(2 of 2)
And from the inside, too, I'd duplicate Myself, my lamp, an apple on a plate: Uncurtaining the night, I'd let dark glass Hang all the furniture above the grass . . .
There is nothing of the runaway king here. This does not deter Commentator Kinbote, who charges darkly that Shade's wife blocked every mention of Zembla out of personal pique, and sets out to fill in the story Shade left out. Leaping with no excuse at all from inoffensive phrases in the poem, Kinbote plunges into lengthy accounts of the Zemblan king's idyllic boyhood, his pederastic youth, his glorious escape during the revolution, and the academic education that allowed the incognito expatriate to land a lecturing job at Appalachia University in New Wye, U.S.A.
Shade himself cannot be asked about his intentions, because he is deadshot by Gradus, a Zemblan assassin who was aiming at the exile king (the murderer claimed to be merely an escaped maniac named Jack Grey, and was believed by police).

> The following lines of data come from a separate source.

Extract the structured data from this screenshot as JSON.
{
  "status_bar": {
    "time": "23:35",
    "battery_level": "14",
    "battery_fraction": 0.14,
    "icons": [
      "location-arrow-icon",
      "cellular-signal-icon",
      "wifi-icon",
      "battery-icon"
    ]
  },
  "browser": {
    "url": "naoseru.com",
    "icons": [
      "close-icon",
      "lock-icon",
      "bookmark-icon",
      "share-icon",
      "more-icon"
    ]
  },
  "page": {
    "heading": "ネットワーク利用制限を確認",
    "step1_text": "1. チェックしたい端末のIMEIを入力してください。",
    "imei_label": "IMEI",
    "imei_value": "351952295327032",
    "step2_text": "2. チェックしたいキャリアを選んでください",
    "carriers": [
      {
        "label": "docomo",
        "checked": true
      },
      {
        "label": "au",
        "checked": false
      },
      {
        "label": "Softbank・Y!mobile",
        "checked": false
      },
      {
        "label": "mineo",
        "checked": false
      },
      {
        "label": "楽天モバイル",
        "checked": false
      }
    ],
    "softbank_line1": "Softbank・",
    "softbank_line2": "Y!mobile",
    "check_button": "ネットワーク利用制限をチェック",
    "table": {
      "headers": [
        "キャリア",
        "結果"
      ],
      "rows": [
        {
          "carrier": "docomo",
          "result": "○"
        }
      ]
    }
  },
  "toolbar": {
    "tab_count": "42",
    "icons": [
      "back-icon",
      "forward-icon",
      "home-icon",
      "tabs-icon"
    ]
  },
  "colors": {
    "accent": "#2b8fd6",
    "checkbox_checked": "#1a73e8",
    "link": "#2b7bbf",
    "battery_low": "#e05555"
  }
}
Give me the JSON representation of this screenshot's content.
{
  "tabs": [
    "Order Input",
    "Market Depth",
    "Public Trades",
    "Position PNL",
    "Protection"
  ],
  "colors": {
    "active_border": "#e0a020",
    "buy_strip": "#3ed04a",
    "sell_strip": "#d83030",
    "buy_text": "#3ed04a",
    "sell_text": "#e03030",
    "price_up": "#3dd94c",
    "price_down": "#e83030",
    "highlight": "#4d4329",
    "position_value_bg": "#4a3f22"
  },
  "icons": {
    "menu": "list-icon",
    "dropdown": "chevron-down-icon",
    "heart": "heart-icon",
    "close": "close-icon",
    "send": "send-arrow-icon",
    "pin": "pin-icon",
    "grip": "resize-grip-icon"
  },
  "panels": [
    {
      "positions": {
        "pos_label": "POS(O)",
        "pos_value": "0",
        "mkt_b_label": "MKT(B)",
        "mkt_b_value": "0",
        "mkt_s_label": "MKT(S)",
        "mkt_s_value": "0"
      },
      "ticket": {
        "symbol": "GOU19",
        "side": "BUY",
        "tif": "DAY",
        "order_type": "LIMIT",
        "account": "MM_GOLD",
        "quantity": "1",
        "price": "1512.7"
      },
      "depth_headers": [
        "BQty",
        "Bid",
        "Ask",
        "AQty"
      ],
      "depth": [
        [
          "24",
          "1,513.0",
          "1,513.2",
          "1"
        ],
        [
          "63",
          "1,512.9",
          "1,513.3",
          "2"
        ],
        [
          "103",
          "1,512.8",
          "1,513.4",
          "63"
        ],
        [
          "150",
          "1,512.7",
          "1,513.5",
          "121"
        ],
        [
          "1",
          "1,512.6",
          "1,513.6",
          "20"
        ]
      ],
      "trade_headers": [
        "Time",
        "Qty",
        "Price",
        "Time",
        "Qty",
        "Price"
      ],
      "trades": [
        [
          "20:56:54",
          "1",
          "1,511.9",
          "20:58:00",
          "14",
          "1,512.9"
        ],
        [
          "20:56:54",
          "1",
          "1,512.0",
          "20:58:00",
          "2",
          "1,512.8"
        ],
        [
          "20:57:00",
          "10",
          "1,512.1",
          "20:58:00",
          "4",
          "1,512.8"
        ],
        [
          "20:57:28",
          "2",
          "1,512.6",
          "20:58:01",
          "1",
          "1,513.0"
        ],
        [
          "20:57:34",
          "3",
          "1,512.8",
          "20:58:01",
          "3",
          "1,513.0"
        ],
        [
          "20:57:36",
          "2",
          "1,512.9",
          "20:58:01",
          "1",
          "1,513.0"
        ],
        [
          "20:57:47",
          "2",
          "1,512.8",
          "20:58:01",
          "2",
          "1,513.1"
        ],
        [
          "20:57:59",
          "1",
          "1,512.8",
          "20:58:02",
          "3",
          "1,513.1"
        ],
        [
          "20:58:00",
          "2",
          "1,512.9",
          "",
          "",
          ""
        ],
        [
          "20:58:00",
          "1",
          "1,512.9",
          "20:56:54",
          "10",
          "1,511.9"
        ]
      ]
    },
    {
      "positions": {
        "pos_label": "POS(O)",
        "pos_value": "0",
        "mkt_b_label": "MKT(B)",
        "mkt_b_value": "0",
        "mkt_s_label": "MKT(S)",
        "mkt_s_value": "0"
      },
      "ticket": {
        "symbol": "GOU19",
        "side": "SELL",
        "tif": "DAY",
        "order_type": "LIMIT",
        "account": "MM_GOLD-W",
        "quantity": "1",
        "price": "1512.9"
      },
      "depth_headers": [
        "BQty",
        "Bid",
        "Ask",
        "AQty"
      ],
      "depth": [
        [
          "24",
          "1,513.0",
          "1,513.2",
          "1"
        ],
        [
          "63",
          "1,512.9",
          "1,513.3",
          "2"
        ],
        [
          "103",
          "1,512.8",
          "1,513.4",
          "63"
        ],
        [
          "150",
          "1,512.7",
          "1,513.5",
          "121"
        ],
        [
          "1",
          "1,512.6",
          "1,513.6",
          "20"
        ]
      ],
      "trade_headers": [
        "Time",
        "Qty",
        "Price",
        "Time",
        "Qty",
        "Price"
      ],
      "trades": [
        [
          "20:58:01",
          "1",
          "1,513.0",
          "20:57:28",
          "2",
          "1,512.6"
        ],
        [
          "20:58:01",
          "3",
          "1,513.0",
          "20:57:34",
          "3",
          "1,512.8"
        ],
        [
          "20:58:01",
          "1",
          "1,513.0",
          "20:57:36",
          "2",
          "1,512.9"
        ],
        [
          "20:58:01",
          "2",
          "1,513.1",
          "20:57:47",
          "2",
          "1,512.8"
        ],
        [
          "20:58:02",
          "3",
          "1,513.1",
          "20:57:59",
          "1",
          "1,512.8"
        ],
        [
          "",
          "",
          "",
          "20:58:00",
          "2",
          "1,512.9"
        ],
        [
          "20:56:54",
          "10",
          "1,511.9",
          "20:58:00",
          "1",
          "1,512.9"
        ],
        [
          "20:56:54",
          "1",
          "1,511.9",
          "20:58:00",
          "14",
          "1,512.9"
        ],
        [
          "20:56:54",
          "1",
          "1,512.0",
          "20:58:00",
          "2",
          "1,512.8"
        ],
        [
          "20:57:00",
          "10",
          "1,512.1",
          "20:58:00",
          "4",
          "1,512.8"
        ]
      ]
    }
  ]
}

Between Two Figments. Is Kinbote really an ex-king? Evidence points several ways, and the notes end, slyly, with Kinbote musing that he might write a play with three main characters: "a lunatic who intends to kill an imaginary king, another lunatic who imagines himself to be that king, and a distinguished old poet who perishes in the clash between two figments." Kinbote may, indeed, be hiding from his keepers.
A more troubling question is this: What did Nabokov have in mind when he wrote the book? Everything in itand particularly the wiry elegance of the poem itself denies the possibility that it is merely aimless entertainment. And although parts of the book are wickedly satirical of pompous emigres and academic wooden-heads, there seems to be no main target for the satire.
One explanation may lie in Nabokov's hypersensitivity to what is written about him. He does not at all enjoy the spectacle of clumsy minds trying to sniff out the "true" Nabokov. In Switzerland, where he now lives with his wife in a hotel overlooking Lake Geneva, he is abnormally cautious in what he says to reporters. Lolita was praised or damned with energy and ignorance by almost everyone licensed to operate a typewriter.
It seems possible that Pale Fire is a wonderfully funny trap for symbol simons, sex searchers and Ph.D. postulants.
Supporting this theory are the wealth of allusions that lead nowhere and the names that become meaningless anagrams ("Onhava," the capital of Zembla, becomes Navaho; ex-Zemblan can lead to dis-Zemblan, dissembler, resembler). Nabokov himself insists that "no book should ever have a deliberate message. It should be a combination of harmony and pleasure." If it is a key to a door, "the most important thing is for the key to work; it is quite unimportant what lies behind the door." Whatever meaning or non-meaning lies behind the door, any reader can delight in watching the greatest verbal prestidigitator of his time at work, keeping seven ambiguities in the air, cutting cliches in half with a flick of his snickersnee, and as a finale, slipping out of the tightest of knots, the tidiest of pigeonholes. It may not be significant, but it is done with dazzling skill.